Dry landing. We walk past a brackish lagoon where feeding flamingos can occasionally be found. The trail leads across typical dry zone vegetation up to Dragon Hill, an important nesting ground for endemic land iguanas, and offering scenic views of the anchorage and neighbouring islands. The forest is home to mockingbirds, Darwin’s finches, yellow warblers and Galapagos doves.
PM - Bartolomé
Dry or wet landing. Here we discover a fascinating moonscape formed by different volcanic parasitic cones - lava bombs, spatter cones and cinder cones as we hike to the summit for impressive views of the surrounding islands, including the eroded tuff cone Pinnacle Rock. We may also encounter marine iguanas, lava lizards and blue-footed boobies.
Beach time is a great opportunity to snorkel and see Galapagos penguins, sea turtles and white-tipped reef sharks as well as a great variety of colourful fish. For many visitors, this may turn out to be the best of snorkelling experiences as the water here is generally clear, without too much surf and full of marine life.
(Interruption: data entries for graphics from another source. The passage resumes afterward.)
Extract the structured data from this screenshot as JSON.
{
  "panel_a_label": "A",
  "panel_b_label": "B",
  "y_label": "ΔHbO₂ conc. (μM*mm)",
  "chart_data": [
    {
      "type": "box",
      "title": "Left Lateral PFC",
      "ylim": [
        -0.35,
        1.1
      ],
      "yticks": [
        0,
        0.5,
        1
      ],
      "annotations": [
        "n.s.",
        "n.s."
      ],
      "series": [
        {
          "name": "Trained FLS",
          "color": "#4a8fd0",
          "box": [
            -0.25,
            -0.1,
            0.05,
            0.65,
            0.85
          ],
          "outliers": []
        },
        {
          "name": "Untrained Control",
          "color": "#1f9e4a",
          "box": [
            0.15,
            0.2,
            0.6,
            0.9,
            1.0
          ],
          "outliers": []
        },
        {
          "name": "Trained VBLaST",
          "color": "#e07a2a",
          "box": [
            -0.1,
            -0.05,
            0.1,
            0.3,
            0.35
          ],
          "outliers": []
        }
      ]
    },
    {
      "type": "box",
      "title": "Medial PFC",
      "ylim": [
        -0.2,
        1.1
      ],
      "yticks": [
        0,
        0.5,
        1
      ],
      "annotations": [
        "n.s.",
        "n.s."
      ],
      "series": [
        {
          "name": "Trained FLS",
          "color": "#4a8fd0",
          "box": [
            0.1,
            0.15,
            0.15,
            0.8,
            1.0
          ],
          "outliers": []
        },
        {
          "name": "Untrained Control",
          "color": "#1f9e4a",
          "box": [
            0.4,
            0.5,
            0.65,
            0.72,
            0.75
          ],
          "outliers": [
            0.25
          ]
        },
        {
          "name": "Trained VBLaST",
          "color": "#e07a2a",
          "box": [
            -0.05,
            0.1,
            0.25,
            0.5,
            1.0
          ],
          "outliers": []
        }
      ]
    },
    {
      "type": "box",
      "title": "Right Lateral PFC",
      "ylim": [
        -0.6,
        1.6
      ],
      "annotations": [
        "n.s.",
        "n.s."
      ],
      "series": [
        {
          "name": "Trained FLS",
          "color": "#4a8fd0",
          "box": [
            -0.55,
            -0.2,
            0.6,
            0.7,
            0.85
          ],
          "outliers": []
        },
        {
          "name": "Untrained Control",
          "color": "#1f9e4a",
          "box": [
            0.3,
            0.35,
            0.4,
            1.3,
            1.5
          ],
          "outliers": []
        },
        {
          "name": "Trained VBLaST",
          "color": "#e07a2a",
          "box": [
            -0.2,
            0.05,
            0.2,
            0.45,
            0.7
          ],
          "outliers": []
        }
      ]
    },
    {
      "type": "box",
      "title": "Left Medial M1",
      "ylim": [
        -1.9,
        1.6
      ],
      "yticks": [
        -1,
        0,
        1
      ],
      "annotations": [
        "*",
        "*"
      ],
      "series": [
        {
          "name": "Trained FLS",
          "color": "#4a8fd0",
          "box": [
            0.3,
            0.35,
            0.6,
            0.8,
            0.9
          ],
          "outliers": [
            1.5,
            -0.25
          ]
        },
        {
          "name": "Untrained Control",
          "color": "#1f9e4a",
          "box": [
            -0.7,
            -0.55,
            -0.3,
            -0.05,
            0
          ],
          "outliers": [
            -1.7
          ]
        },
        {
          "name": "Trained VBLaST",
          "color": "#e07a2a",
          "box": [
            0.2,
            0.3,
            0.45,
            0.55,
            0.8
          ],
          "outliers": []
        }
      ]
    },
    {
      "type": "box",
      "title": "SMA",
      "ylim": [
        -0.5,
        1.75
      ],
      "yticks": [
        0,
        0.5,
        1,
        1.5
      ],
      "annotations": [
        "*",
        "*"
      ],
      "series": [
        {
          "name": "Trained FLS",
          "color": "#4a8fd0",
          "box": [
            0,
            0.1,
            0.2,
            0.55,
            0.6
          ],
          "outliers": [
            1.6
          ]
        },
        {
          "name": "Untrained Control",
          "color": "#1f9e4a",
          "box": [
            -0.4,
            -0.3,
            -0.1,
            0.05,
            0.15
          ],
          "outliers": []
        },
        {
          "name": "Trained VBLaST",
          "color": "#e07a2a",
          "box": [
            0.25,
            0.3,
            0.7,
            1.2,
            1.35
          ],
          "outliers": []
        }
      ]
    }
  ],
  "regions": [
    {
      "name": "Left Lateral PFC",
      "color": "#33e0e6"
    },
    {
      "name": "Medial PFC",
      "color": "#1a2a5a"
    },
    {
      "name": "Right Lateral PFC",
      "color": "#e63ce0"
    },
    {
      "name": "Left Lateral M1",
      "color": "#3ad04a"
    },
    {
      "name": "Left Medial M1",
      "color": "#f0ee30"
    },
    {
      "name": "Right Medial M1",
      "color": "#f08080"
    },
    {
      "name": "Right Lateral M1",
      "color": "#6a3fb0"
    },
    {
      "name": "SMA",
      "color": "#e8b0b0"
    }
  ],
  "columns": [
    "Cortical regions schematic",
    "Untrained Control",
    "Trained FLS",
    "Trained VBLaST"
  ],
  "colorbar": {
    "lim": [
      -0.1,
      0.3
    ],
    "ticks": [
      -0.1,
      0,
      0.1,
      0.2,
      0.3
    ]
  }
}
Due to its geographical location, the lack of vegetation is immediately noticeable. Pioneer plants can be seen, so called because they are the first to establish roots on new ground. They include Tiquilia nesiotica (known as gray matplant and which is endemic to the island) and Chamaesyce (known as sand mat or spurge in English), lava cactus and Scalesia bushes. Behind the beach are dunes covered by mangroves.